When the day length is changing at high speeds, plants are built to respond in dramatic ways. For certain plants and ecosystems, this change begets Spring and it's time to turn on the charm for some pollinators. For others, it's an occasion to ripen fruit for progeny and get rid of leaves since the operating cost is too high for no reward in the dark winter months. With this in mind, consider how plants differentiate themselves at different latitudes.
At higher latitudes, the equinox transition is more dramatic and plants are more specialized to survive in drastically dissimilar conditions between Summer and Winter. Plants near the equator have an unchanging plethora of light all year and are more focused on full-filling or creating their niche in the ecosystem. This is part of why there is so much plant diversity at the equator in tropical environments and more established characters at northern and southern latitudes.
Now that we've covered how day length / light window interacts with plants, let's consider how we can use this innate response in a controlled environment to our advantage. Some plants are more sensitive to this window than others. Vertical farms usually grow lettuce under non-stop light because the lettuce plant doesn't really need night to do its thing.

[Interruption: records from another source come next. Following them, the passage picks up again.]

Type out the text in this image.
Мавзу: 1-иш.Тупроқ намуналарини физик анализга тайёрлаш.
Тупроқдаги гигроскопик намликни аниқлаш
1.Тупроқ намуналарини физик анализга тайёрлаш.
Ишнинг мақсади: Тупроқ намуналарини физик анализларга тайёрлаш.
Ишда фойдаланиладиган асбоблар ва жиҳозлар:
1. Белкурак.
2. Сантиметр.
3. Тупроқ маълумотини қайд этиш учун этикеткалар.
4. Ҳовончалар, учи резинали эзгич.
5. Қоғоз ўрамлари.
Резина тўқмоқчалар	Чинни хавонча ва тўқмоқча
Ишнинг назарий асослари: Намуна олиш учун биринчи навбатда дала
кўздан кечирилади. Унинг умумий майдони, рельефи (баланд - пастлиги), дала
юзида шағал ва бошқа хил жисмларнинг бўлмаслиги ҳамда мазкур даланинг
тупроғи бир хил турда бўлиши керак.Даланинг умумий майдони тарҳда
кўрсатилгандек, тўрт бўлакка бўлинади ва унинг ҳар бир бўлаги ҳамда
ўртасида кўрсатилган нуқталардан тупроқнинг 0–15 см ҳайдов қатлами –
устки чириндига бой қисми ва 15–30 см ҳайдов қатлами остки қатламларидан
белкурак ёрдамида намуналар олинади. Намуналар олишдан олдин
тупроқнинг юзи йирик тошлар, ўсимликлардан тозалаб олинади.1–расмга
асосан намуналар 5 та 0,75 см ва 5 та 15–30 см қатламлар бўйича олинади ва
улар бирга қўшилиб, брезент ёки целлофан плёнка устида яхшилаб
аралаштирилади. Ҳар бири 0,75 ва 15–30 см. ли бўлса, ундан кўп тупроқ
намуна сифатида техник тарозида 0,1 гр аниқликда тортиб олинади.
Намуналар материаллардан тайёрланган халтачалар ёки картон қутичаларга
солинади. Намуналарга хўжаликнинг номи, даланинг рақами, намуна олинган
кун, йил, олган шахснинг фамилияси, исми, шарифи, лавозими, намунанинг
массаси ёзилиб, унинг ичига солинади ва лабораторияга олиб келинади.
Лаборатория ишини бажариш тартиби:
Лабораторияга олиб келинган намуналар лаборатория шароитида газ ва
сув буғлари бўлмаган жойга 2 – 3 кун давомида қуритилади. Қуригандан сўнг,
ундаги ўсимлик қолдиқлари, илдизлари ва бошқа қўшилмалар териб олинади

Other plants that have flowering mechanisms rely on day length and light window to coordinate their blossoming with the most advantageous part of the year. This is why farmers follow the same timeline every year. Controlled environment users can seemingly manipulate the orbit of Earth around the sun and bend the seasons. If you have a flowering plant, you can trick it into fruiting whenever you want by manipulating the light window. This can be used to grow a plant to a larger or smaller size than it normally would in natural light before producing its crop.
How a plant is designed to respond to day length reveals where it spent time evolving in the distant past. Pre-historic humans domesticated plant species and transporting them across the world leaving an evolutionary mark that can be observed in their epigenomic expression to environmental conditions. Therefore, the mysteries of the plant kingdom are intertwined with humanity's ancient history. Light window / Day length response is one of these expressions that when examined further can reveal multitudes about a species, including it's path of origin. It is my hope that with a collective network of controlled-environment grow users all pushing the limits of controlled environmental response we can unlock the secrets of humanity's past as well as illuminate grow techniques of the future.